Отец вскочил, чтобы вырвать свиток. Но не успел. Поздно было. Противники ее застыли недвижно — окаменели будто. Голос женщины перешел в какое-то хрипение, потом она разразилась рыданиями. Целовала чехол свитка, плакала и стенала так, будто воет по покойнику или у нее крестился кто в семье.
У отца в кабинете воцарилось напряженное молчание. Отец аж побелел — стоял и тряс головой: нет, нет, нет. Мужчины уставились друг на друга — растерянные, сбитые с толку, в совершеннейшем замешательстве. Все кончено. Ничего нельзя сделать — ни сказать, ни возразить. Женщина ушла первая. Потом ушли мужчины. Отец стоял в углу, утирал слезы. Они лились и лились, стекали по щекам. Все эти годы он избегал даже поручительства, даже честного слова, рукобития — и вот в нашем доме женщина поклялась на нашем Свитке, на Святой Торе. Отец опасался сурового возмездия. Мать ушла в кухню, тоже весьма обескураженная. Отец открыл Ковчег, поправил деревянную ручку — будто хотел, чтобы Свиток простил его за все, что здесь случилось. Так это выглядело.

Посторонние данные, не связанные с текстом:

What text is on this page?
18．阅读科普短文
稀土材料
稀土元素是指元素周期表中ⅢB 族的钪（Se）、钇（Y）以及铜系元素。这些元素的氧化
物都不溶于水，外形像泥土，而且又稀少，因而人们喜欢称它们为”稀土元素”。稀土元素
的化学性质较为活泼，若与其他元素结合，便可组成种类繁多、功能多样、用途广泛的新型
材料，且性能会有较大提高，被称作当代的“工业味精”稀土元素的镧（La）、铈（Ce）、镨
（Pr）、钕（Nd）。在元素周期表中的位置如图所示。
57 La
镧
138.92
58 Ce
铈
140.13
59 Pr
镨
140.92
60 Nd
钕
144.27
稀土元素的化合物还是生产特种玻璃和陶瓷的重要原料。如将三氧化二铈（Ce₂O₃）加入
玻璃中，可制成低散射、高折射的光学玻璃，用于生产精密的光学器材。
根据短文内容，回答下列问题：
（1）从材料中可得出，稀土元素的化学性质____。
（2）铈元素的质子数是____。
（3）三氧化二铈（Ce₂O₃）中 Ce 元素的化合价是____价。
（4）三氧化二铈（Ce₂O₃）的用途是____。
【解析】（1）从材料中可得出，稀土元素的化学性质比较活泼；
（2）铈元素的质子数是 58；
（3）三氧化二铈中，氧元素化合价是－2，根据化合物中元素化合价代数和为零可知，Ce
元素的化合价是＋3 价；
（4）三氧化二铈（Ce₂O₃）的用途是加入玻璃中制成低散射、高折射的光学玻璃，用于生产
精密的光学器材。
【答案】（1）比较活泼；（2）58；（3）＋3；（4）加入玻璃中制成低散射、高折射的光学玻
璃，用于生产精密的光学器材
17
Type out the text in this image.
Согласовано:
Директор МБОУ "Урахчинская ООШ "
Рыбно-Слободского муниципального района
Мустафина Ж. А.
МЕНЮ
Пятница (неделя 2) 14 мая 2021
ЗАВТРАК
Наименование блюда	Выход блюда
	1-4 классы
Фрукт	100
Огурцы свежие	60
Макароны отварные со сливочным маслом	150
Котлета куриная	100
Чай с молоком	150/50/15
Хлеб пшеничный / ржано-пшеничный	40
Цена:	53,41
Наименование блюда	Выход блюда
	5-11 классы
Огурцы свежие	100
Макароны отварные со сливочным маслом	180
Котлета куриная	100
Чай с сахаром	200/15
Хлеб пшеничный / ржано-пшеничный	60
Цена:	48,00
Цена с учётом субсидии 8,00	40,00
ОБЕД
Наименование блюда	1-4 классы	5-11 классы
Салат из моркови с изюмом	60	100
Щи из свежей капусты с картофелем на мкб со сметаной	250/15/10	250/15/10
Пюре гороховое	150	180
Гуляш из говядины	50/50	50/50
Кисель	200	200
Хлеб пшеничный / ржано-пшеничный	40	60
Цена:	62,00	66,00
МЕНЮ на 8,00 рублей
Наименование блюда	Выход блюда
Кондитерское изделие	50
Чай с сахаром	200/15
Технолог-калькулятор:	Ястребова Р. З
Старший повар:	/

Обычно, когда Дин-Тойре заканчивался, отец рассказывал нам в семейном кругу все обстоятельства дела. На сей раз не произнес ни слова. Наверное, взрослые уговорились не упоминать о случившемся. Зловещее молчание нависло над нашим домом. Отец больше не болтал со мной о чем попало. Он ходил в бейт-мидраш к хасидам и подолгу засиживался там над молитвенником. Однажды только сказал, что есть у него одна лишь просьба к Всемогущему — чтобы ему больше не пришлось зарабатывать на хлеб раввинским судом. Я часто слышал, как он вздыхает и шепчет с мольбою: «Всемогущий! Отец наш небесный! О, помоги же нам, Господи…» И добавлял иногда: «Сколько можно? Сколько это будет продолжаться?»
Я знал, о чем он: как долго будет продолжаться изгнание? Сколько еще будет править миром Зло? И сколько может длиться власть Сатаны?